Ivory head of deer
The Lydians and their World
(2010)
Cat. 53
- Date
- Ca. 640-625 BC, Lydian
- Museum
- Manisa, Archaeological and Ethnographic Museum, 8059
- Museum Inventory No.
- 8059
- Sardis or Museum Inv. No.
- BI94.003
- Material
- Ivory
- Object Type
- Bone and Ivory
- Site
- Sardis
- Sector
- MMS/N
- Trench
- MMS/N 94.2
- B-Grid Coordinates
- E145.4 / S026.5 *96.35
- Description
- Ivory, broken at bottom and left top. The front surface shows parts of a deer, to left: head, upper neck, posterior antler, and the upper part of its rump. The eye is defined by an incised circle and dot, and has an incised duct; the end of the nose and mouth are indicated by incised lines. The posterior part of the antler has an upward-curving terminal and two upward-curving branches, at least one of which terminates in a small disk with central perforated dot; each branch with a slender sub-branch that terminates in a central perforated dot. Spaces partly framed by antler terminal, and branches contain oval forms that have two or three perforated dots. The anterior part of the antler is missing. The back surface has a flat central part, with narrow, vertical grooves defining the sides and a small, deep semi-conical hollow extending upward from the broken bottom edge.
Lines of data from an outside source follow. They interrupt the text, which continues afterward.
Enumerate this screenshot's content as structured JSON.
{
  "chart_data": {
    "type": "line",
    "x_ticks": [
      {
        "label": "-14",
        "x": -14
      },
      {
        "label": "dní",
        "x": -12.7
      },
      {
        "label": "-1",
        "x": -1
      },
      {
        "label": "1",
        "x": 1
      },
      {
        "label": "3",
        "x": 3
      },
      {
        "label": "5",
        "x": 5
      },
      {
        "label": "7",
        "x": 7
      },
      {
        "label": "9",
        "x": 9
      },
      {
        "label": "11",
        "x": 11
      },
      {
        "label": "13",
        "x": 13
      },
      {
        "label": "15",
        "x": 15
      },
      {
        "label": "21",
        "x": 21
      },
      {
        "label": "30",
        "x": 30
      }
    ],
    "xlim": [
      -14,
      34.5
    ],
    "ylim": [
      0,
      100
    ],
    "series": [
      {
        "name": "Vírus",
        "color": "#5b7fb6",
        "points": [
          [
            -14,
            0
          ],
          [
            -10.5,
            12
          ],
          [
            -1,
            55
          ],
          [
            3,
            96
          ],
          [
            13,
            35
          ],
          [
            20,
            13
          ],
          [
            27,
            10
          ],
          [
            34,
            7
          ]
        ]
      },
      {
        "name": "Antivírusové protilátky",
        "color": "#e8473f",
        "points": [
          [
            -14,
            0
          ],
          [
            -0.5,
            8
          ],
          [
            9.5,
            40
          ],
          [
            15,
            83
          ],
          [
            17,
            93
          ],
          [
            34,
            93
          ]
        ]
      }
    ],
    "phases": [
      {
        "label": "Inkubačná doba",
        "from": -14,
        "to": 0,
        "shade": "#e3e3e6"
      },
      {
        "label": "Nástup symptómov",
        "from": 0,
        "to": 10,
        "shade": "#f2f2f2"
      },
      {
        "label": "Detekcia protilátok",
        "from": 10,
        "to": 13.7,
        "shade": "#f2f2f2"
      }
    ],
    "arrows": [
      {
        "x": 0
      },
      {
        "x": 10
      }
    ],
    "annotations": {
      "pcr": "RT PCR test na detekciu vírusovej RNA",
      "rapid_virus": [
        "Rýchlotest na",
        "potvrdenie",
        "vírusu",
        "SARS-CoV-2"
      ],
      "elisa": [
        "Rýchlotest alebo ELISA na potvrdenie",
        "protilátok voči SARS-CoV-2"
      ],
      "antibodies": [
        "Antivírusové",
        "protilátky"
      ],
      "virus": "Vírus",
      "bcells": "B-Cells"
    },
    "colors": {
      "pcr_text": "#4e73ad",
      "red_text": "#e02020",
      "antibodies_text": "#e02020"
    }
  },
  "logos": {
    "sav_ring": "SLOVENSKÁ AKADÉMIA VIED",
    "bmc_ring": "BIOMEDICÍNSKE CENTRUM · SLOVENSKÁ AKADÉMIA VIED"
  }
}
Preserved length 0.05 m, thickness 0.01 m.
- Comments
- Recovered in 1994 from fill between two cobbled road surfaces at Sardis (at excavation sector MMS/N); both road surfaces antedate construction of lower city defenses ca. 600 BC. No. 53 may have been part of a bridle ornament. The form of the antlers branches is unlike that of “nomadic animal style” antlers.
- See Also
- Greenewalt, “Horsemanship”; Dusinberre, “Ivories”; Greenewalt, “Introduction”.
- Bibliography
- Greenewalt and Rautman 1998, 493-494.